Raymond Donoghue is remembered as the hero that sacrificed himself to save others. He was posthumously awarded the George Cross medal in 1960.
Born on the 10th of December 1919. Raymond Donoghue was one of twelve children to Percy, a fisherman, and Elsie O'Donoghue in Hobart, Tasmania.
Donoghue attended Macquarie Street School in South Hobart. In March 1940, he enlisted in the Australian Army. He served in the Middle East before ending up in Greece where he was caught by the German military in April 1941, eventually being liberated in May 1945 as a POW.
In July 1947, Donoghue married the love of his life Eileen Patricia Morris. He worked various odd-jobs before joining the Metropolitan Transport Trust as a cleaner before becoming a tram driver within several months.
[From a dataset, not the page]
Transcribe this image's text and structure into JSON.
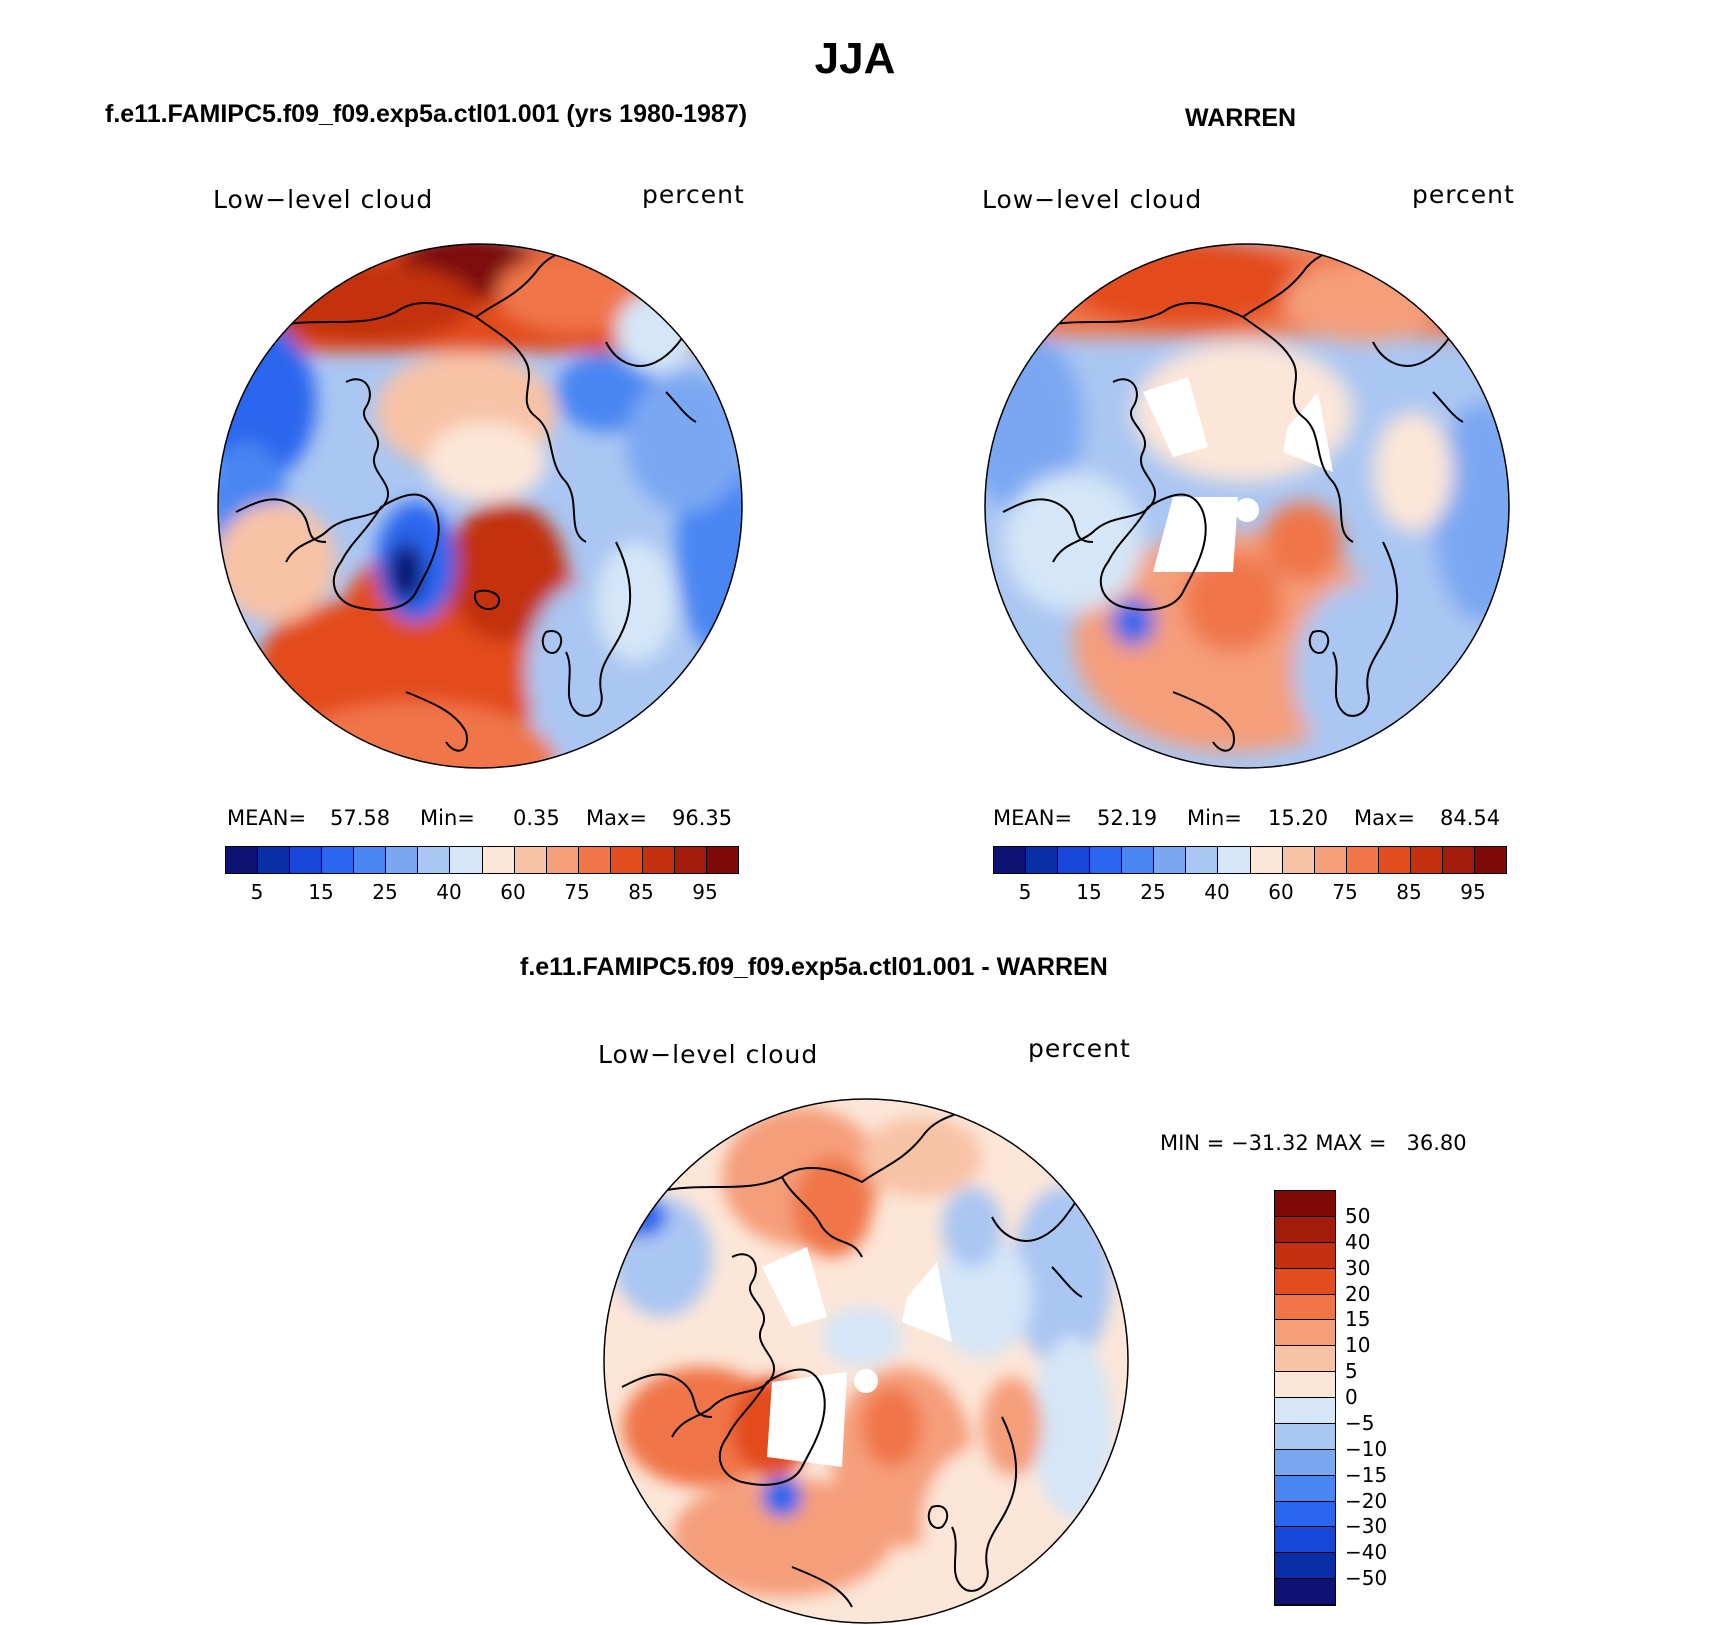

On the 29th of April 1960, Donoghue was the conductor of tram 131. At roughly 4:45 pm, his tram collided with a lorry leaving the driver dazed and the cab damaged. The tram, with air brake pipes fractured and emergency electric brakes ineffective, began rolling downhill, gaining speed towards the city.
Assisted by passengers, Donoghue tried to apply the handbrake without effect. He then moved the passengers as far back into the carriage as possible, doing his best to calm them as the train rushed backward at 80 km per hour along Hobart's Main Street at peak hour traffic.
Donoghue occupied the cab, sounding the warning gong while struggling to apply the handbrake. Neglecting ample opportunity to save himself by retreating into the passenger compartment or jumping clear, he instead continued to warn traffic until his tram struck tram 137 at the foot of Elizabeth Street hill. Partly telescoped, both were projected almost the length of a city block before stopping near Bathurst Street.
Donoghue died instantly but all of his passengers survived because of his brave actions.
Donoghue was buried in Cornelian Bay Cemetery in Hobart, leaving behind six children - four sons and two daughters - and another daughter who would be born three weeks after his funeral. He received full military and civic honours.
On the 11th of October 1960, Donoghue was posthumously awarded the George Cross medal. The medal is on display in the Hall of Valour at the Australian War Memorial in Canberra.